И Гриша начал рассказывать про богатыря, которого давно любил за силу, за смелость, за то, что бился тот с врагами всю свою жизнь и всегда побеждал. Обступит богатыря вражье войско, некуда ему податься, приклонится он к земле — даст ему родная земля новую силу.
— Ты где ж это читал? — недоверчиво спросил отец. — Я такой книжки у тебя не помню. Должно быть, тебе это старый Винца рассказывал… Мудрый старик, это он ведь про народ наш сказывал!
Гриша не отвечал. Иван Шумов заглянул ему в лицо — сын дышал ровно, заснув на полуслове.
Отец посмеялся тихонько, укрыл сына потеплей и сам, согретый его теплом, уснул незаметно.
5
Через день отец, по совету Ненилы Петровны, отвел Гришу к мадам Белковой.
Белкова сдавала комнаты жильцам-нахлебникам, а называлась «мадам» потому, что была чиновницей.
Гриша, разглядев ее, удивился: во рту у мадам была длинная папироса — он никогда не видал до той поры курящих женщин, — левый ее глаз щурился от едкого дыма, платье на ней было особенное — ярко-зеленое, до пят, с кружевными засаленными оборками.
Изогнув брови, что-то уж очень черные, она извинялась перед Иваном Шумовым за свой, как она сказала, «пеньюар». Отец пробормотал сконфуженно: «Что вы, сударыня!» — и стал расспрашивать об условиях, на которых можно оставить у нее Гришу, хотя бы до весны только.
— У меня годами живут мальчики из лучших семей, — гордо сказала Белкова.
Отец с мадам принялись толковать о припасах, которые надо будет доставить из деревни — это кроме денег, — а Гриша начал размышлять о пеньюаре. Он сразу разделил его надвое: пень Юар. Стоит в бору старый пень, оброс бородой — длинным лесным лишайником, — зовут его Юаром.
Когда отец ушел, Гриша решил поделиться с мадам Белковой своими соображениями насчет пня. Та, выслушав его, кисло сморщилась:
— Какой неразвитой мальчик!
И ушла куда-то, должно быть на кухню. Оттуда сквозь худую дверь доносился дым, чад и крик Белковой:
— Я барыней была, барыня есть и барыней буду!

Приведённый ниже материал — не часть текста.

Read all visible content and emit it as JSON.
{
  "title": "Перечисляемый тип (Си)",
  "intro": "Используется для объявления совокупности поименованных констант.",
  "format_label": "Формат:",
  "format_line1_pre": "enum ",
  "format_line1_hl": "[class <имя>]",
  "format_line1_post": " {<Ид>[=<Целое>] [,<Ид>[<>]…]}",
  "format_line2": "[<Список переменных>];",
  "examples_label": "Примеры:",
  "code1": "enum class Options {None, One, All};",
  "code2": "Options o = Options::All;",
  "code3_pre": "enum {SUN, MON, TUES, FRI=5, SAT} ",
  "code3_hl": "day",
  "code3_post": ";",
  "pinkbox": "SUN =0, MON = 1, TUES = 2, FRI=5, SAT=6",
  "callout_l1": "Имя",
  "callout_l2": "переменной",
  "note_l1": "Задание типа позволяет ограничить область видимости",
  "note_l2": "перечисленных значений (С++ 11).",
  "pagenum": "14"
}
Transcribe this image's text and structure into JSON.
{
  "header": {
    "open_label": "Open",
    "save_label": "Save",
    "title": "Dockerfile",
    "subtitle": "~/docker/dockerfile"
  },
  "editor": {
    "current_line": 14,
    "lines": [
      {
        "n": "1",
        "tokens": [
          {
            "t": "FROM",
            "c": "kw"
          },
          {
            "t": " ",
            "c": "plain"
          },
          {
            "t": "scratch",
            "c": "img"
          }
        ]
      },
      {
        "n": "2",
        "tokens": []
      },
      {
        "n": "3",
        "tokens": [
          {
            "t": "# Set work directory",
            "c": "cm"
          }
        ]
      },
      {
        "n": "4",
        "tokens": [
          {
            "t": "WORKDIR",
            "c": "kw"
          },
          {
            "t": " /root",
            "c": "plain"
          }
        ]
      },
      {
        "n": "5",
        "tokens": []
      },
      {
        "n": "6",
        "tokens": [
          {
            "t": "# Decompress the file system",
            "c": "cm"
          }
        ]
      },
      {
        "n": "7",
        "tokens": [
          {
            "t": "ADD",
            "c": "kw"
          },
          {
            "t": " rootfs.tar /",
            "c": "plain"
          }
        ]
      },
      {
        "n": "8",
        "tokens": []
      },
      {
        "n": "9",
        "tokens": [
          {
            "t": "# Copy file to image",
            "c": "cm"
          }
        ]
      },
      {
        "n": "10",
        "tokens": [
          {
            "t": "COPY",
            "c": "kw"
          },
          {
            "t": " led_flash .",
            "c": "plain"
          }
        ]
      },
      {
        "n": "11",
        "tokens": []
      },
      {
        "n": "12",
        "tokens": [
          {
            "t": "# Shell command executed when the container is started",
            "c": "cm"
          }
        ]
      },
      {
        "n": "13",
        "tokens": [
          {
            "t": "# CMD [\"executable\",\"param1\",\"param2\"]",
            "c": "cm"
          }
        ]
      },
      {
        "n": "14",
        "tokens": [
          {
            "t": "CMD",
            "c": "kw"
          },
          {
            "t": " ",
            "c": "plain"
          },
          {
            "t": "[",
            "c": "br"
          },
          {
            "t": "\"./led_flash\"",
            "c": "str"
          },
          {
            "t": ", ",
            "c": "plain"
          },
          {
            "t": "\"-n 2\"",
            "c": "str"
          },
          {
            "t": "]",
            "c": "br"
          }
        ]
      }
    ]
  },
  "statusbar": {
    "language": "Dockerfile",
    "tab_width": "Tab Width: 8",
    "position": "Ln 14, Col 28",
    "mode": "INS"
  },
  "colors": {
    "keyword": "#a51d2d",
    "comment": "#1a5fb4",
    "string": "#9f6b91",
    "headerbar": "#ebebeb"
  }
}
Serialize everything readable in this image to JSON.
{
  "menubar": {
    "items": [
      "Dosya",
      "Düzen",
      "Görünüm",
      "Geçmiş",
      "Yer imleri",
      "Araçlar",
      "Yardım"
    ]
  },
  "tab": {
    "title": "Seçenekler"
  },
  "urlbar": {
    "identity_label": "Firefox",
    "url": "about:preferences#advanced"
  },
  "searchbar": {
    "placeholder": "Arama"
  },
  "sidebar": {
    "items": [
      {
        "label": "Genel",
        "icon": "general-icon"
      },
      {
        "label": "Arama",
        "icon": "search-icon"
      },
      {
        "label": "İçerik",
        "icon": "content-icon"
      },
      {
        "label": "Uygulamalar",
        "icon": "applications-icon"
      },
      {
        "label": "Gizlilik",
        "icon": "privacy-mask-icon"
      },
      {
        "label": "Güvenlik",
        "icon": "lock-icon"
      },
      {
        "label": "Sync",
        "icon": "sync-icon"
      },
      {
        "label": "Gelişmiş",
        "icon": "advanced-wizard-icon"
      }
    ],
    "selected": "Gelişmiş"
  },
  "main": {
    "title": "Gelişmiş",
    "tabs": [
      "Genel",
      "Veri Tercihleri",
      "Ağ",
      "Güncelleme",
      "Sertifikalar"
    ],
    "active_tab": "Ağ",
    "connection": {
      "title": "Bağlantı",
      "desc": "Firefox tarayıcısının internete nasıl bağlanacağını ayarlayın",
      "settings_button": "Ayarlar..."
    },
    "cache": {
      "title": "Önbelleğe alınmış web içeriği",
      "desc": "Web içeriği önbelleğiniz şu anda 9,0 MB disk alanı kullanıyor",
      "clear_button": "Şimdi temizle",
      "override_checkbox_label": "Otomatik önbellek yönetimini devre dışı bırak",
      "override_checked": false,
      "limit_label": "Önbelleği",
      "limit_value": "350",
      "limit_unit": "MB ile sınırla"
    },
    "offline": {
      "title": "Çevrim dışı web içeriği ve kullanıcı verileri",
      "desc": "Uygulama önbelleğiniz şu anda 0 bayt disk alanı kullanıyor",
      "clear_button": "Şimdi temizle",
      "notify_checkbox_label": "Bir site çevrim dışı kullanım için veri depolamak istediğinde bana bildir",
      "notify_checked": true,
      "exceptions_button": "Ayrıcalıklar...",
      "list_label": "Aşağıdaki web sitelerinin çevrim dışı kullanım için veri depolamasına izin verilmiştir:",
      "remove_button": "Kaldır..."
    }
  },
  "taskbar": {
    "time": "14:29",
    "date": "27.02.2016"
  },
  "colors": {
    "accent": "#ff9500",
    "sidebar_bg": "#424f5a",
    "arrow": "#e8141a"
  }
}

…Поздно вечером отец прощался с Гришей в темной прихожей, где стояли пыльные лари и пахло мукой и мышами.
— Вот как у нас вышло, сынок. Не винишь меня?
Гриша молча приник к его шершавому домотканому кафтану и замер.
— Большое мы с тобой дело задумали. Осилишь?
— Осилю, — прошептал Гриша; горло у него перехватило.
Потом он увидел себя посреди просторной городской комнаты с оборванными обоями в мелких розовых цветочках, с четырьмя койками у стен, с круглой железной печкой в углу.
На одной из коек, поближе к окну, лежал в полной форме реалиста кудрявый франт лет четырнадцати и читал книгу.
За столом, накрытым рваной пегой клеенкой, сидел мальчик, по виду — Гришин одногодок, и жевал французскую булку. А мимо него, косясь на булку, ходил лохматый верзила и беспрерывно гудел:
— Восподи поми-илуй, восподи поми-и… — Увидев Гришу, он остановился: — Эт-та что за персонаж?
Гриша уже знал, что перед ним — его будущие сожители и что сам он тут — наравне с ними, ничем не хуже. Поэтому он не ответил на обидный и непонятный вопрос, молча уселся на стул с продавленным сиденьем.
— Фам-милия? — спросил верзила утробным басом.
— Шумов, — буркнул Гриша, чтобы отвязаться, потянулся к столу, взял с клеенки потрепанную тощую книжку с затейливой, будто из ленточек вырезанной, надписью: «Нива». Слева от надписи был нарисован бородатый барин. Он сидел в кресле, заложив нога на ногу, читал. Рядом с ним стояла нарядная женщина. А повыше поливал из лейки ржаное поле голый младенец.